Destructive floods in 1902 persuaded Oklahomans to make road improvements, so thought the president of the territory's Good Roads Association, who also believed this disaster taught people the "economy and wisdom of building perminent bridges and their superiority over cheap wooden structures."12 Washouts of this kind heightened public awareness, but, in the long run, more important factors seemed to be at work.
For shaping a society and altering its landscape few forces matched the power of the automobile, the first examples of which appeared in the territory around the turn of the century. By 1905 Tulsa reportedly had over two hundred automobiles on its streets and by 1912 the state claimed sixty five hundred motor vehicles. Motorists gave their enthusiastic endorsement to organizations advocating good roads that sprung up across the nation and became the chief proponents of state road departments. The lobbying efforts of this group in Oklahoma played a major role in creating the State Highway Department in1911.

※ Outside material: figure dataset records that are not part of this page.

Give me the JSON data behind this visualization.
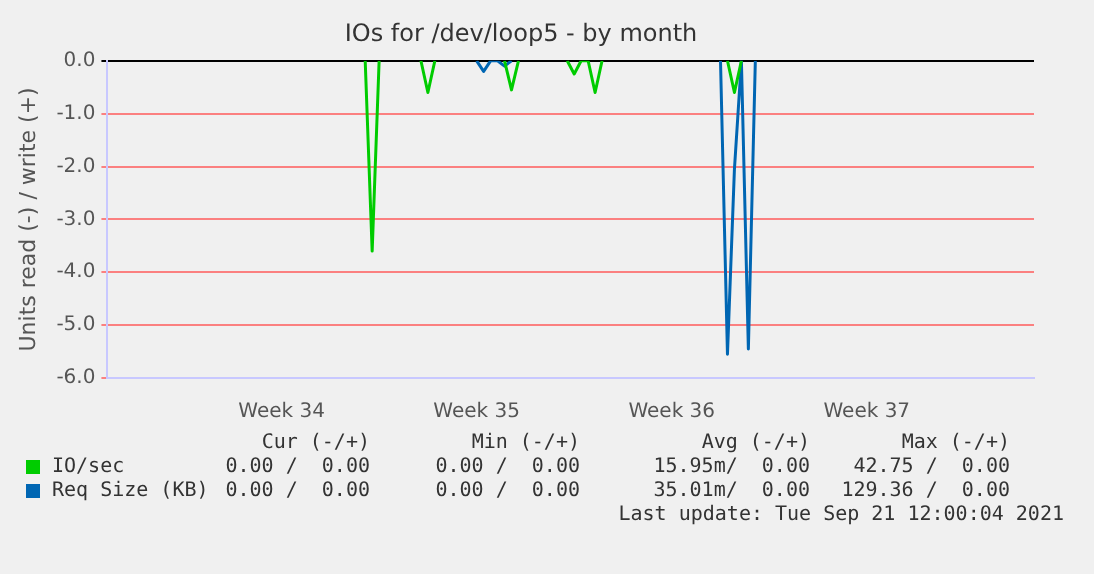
{
  "chart_data": {
    "type": "line",
    "title": "IOs for /dev/loop5 - by month",
    "ylabel": "Units read (-) / write (+)",
    "categories": [
      null,
      null,
      null,
      null,
      null,
      null,
      null,
      null,
      null,
      null,
      null,
      null,
      null,
      null,
      null,
      null,
      null,
      null,
      null,
      null,
      null,
      null,
      null,
      null,
      null,
      "Week 34",
      null,
      null,
      null,
      null,
      null,
      null,
      null,
      null,
      null,
      null,
      null,
      null,
      null,
      null,
      null,
      null,
      null,
      null,
      null,
      null,
      null,
      null,
      null,
      null,
      null,
      null,
      null,
      "Week 35",
      null,
      null,
      null,
      null,
      null,
      null,
      null,
      null,
      null,
      null,
      null,
      null,
      null,
      null,
      null,
      null,
      null,
      null,
      null,
      null,
      null,
      null,
      null,
      null,
      null,
      null,
      null,
      "Week 36",
      null,
      null,
      null,
      null,
      null,
      null,
      null,
      null,
      null,
      null,
      null,
      null,
      null,
      null,
      null,
      null,
      null,
      null,
      null,
      null,
      null,
      null,
      null,
      null,
      null,
      null,
      null,
      "Week 37",
      null,
      null,
      null,
      null,
      null,
      null,
      null,
      null,
      null,
      null,
      null,
      null,
      null,
      null,
      null,
      null,
      null,
      null,
      null,
      null,
      null,
      null,
      null,
      null
    ],
    "ylim": [
      -6,
      0
    ],
    "yticks": [
      {
        "value": -6,
        "label": "-6.0"
      },
      {
        "value": -5,
        "label": "-5.0"
      },
      {
        "value": -4,
        "label": "-4.0"
      },
      {
        "value": -3,
        "label": "-3.0"
      },
      {
        "value": -2,
        "label": "-2.0"
      },
      {
        "value": -1,
        "label": "-1.0"
      },
      {
        "value": 0,
        "label": "0.0"
      }
    ],
    "grid": "y",
    "legend": "bottom",
    "marker": "none",
    "series": [
      {
        "name": "IO/sec",
        "color": "#00cc00",
        "values": [
          null,
          null,
          null,
          null,
          null,
          null,
          null,
          null,
          null,
          null,
          null,
          null,
          null,
          null,
          null,
          null,
          null,
          null,
          null,
          null,
          null,
          null,
          null,
          null,
          null,
          null,
          null,
          null,
          null,
          null,
          null,
          null,
          null,
          null,
          null,
          null,
          null,
          0,
          -3.6,
          0,
          null,
          null,
          null,
          null,
          null,
          0,
          -0.6,
          0,
          null,
          null,
          null,
          null,
          null,
          null,
          null,
          null,
          null,
          0,
          -0.55,
          0,
          null,
          null,
          null,
          null,
          null,
          null,
          0,
          -0.25,
          0,
          0,
          -0.6,
          0,
          null,
          null,
          null,
          null,
          null,
          null,
          null,
          null,
          null,
          null,
          null,
          null,
          null,
          null,
          null,
          null,
          null,
          0,
          -0.6,
          0,
          null,
          null,
          null,
          null,
          null,
          null,
          null,
          null,
          null,
          null,
          null,
          null,
          null,
          null,
          null,
          null,
          null,
          null,
          null,
          null,
          null,
          null,
          null,
          null,
          null,
          null,
          null,
          null,
          null,
          null,
          null,
          null,
          null,
          null,
          null,
          null,
          null,
          null,
          null,
          null,
          null,
          null
        ]
      },
      {
        "name": "Req Size (KB)",
        "color": "#0066b3",
        "values": [
          null,
          null,
          null,
          null,
          null,
          null,
          null,
          null,
          null,
          null,
          null,
          null,
          null,
          null,
          null,
          null,
          null,
          null,
          null,
          null,
          null,
          null,
          null,
          null,
          null,
          null,
          null,
          null,
          null,
          null,
          null,
          null,
          null,
          null,
          null,
          null,
          null,
          null,
          null,
          null,
          null,
          null,
          null,
          null,
          null,
          null,
          null,
          null,
          null,
          null,
          null,
          null,
          null,
          0,
          -0.2,
          0,
          0,
          -0.1,
          0,
          null,
          null,
          null,
          null,
          null,
          null,
          null,
          null,
          null,
          null,
          null,
          null,
          null,
          null,
          null,
          null,
          null,
          null,
          null,
          null,
          null,
          null,
          null,
          null,
          null,
          null,
          null,
          null,
          null,
          0,
          -5.55,
          -2.05,
          0,
          -5.45,
          0,
          null,
          null,
          null,
          null,
          null,
          null,
          null,
          null,
          null,
          null,
          null,
          null,
          null,
          null,
          null,
          null,
          null,
          null,
          null,
          null,
          null,
          null,
          null,
          null,
          null,
          null,
          null,
          null,
          null,
          null,
          null,
          null,
          null,
          null,
          null,
          null,
          null,
          null,
          null,
          null
        ]
      }
    ],
    "annotations": [
      "Cur (-/+)",
      "Min (-/+)",
      "Avg (-/+)",
      "Max (-/+)",
      "0.00 /  0.00",
      "0.00 /  0.00",
      "15.95m/  0.00",
      "42.75 /  0.00",
      "0.00 /  0.00",
      "0.00 /  0.00",
      "35.01m/  0.00",
      "129.36 /  0.00",
      "Last update: Tue Sep 21 12:00:04 2021"
    ]
  }
}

Almost at once, the governor chose newspaperman Sidney Suggs of Ardmore the first road commissioner, reconizing his leadership of the good roads association and his campaign for the new state department. Suggs held the view--one shared by some reform thinkers at the time--that roads were moral agents capable of preserving the virtues of country life threatened by the growth of cities. "That men will be saved from the penitentiaries and women from the unmentionable life into which so many are forced by the environments of the city," would be benifits derived from better roads, he wrote President Taft in 1911.13
Progress came slowly, however. The town of Watonga took credit for having the state's forst paved highway in 1909 when an engineer from the U. S. Office of Public Roads supervised a group of local men in building a few miles of gravel roadway. By 1910, its records showing only twenty"three miles of hard surfaced roadway, Oklahoma ranked last among states in this important category, a yardstick for measuring development.14
The laws and customs throughout the country at the time placed road and bridge matters under the control of local government, a power jealously guarded by most Oklahoma counties. An exception appliled to tribal lands over which the Bureau of Indian Affairs and other federal agancies had jurisdiction. Where the counties were concerned, commissioners contended with tight budgets and their own lack of knowledge about the technical side of road and bridge building. Professional engineers were in short supply and they cost money the counties did not have. In response to pressure for improvements, county officials adopted low-cost solutions. To a great extent they made use of local builders to construct small timber spans or stone arch bridges. Under the right conditions, such as in Kay County, abundant local material in the hands of skilled stonemasons produced some excellent stone bridges.